The latest figures from comparethemarket reveals that insurance for electric cars is £90 cheaper providing evidence of the financial benefits of greener transportation

Insurance premiums for electric cars are on average £90 cheaper in comparison with petrol or diesel vehicles, according to new figures from ComparetheMarket.

It revealed that the average annual premiums for electric vehicles were £629 over the past year, compared to £718 for petrol and diesel cars.

This cost reduction adds to the savings made on fuel and road tax when switching to an electric car. 

The comparison site highlighted that if a driver were to switch to the cheapest premium for an electric car from a regular vehicle, they could save £191, with the cheapest average premium being £527 lower than that of a petrol or diesel car. 

Dan Hutson, head of motor insurance, ComparetheMarket, said: “Although electric cars represent a small proportion of the total car market, the popularity of greener vehicles is growing at a rapid rate.

“When the technology initially emerged to challenge the status quo, the cost of electric cars acted as a deterrent with prices significantly higher than traditional models.

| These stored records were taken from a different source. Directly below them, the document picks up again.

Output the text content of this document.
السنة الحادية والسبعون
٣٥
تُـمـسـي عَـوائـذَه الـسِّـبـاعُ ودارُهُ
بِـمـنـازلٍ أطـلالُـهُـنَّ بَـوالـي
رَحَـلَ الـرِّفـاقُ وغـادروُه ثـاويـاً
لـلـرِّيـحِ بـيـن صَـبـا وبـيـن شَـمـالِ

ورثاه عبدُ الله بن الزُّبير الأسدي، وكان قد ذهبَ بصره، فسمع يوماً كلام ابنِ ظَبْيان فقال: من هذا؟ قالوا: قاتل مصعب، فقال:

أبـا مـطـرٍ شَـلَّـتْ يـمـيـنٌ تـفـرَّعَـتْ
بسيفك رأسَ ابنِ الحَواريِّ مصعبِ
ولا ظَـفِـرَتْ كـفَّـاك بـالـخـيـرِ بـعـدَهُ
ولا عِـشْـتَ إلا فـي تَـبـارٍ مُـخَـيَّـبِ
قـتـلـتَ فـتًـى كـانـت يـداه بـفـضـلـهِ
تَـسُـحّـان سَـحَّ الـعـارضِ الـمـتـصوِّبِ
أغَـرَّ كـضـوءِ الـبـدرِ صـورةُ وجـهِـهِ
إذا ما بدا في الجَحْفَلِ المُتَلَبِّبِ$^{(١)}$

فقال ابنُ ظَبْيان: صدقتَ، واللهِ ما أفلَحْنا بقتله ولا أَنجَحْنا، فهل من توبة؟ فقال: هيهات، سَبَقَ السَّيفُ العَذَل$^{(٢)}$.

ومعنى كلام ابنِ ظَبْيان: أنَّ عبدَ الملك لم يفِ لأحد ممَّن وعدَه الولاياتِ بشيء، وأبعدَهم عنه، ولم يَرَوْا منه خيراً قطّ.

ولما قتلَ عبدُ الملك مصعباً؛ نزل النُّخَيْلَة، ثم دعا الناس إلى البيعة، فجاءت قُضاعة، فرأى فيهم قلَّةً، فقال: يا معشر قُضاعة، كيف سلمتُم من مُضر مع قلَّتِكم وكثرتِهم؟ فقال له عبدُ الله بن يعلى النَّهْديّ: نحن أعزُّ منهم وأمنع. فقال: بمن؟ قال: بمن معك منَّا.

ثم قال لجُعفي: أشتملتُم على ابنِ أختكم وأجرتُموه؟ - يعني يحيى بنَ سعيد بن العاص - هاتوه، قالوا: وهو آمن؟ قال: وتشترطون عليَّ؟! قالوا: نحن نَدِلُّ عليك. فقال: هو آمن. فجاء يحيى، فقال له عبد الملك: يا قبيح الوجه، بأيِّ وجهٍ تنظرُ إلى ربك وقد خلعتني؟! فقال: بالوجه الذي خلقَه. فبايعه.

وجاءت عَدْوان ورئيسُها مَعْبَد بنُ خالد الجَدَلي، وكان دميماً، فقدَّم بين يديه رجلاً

”However, our data indicates that electric cars bring significant financial as well as environmental benefits, which will be welcome news given the target to phase out new petrol and diesel cars by 2030.

”For those looking to save money or considering buying a new car, switching to an electric car could be an attractive option considering the savings on insurance, fuel and tax.”

Meanwhile, the average insurance cost for electric cars fluctuated over the last 12 months, with the highest being £691 in December 2019 but this dropped to £592 in April 2020.

It follows the government fast-tracking the ban on the sale of new petrol and diesel cars to 2030 – ten years earlier than it previously suggested.

Sales surge

Meanwhile, the latest figures from the Society of Motor Manufacturers and Traders (SMMT) showed that 86, 291 electric cars were registered this year – up from 37, 850 last year.

And more than twice the number of electric battery vehicles have been sold in 2020 in comparison to 2019, compared with less than half the amount of diesel vehicles were sold this year.

November also saw 18, 062 plug-in electric vehicles sold, but only 15, 925 diesel ones – RAC highlighted that this was the first month this has happened.

A spokesperson for RAC data insight, Rod Dennis, said: “The rise in demand for plug-in electrified vehicles appears to partly be taking place at petrol and diesel’s expense, with the latter as a result of concerns over harmful nitrogen dioxide emissions.

“As we move beyond the pandemic, 2021 is set to be a critically important year when it comes to understanding the appetite drivers have for ‘going electric’. With more electric cars coming onto the market, it will be interesting to see if this rise in sales will be sustained or whether the negative economic outlook has the unfortunate effect of quelling demand.”

‘Watershed moment’

The RAC estimated that 185,137 pure electric cars have been registered for use on the UK’s roads since 2010, and 223,384 plug-in hybrid cars.

Whereas diesel car sales dropped during that same period (58%) from 583,488 in 2019 to 246,389 in 2020.

Dennis, continued: “We may well now be reaching a watershed moment when it comes to new car sales in the UK – taking the anomalous month of April aside when dealers were forced to shut because of the pandemic, November saw more plug-in cars registered than diesel cars.”

But he pointed out that the number of electric cars on the roads has also meant more breakdowns due to faulty charge points or drivers running out of charge.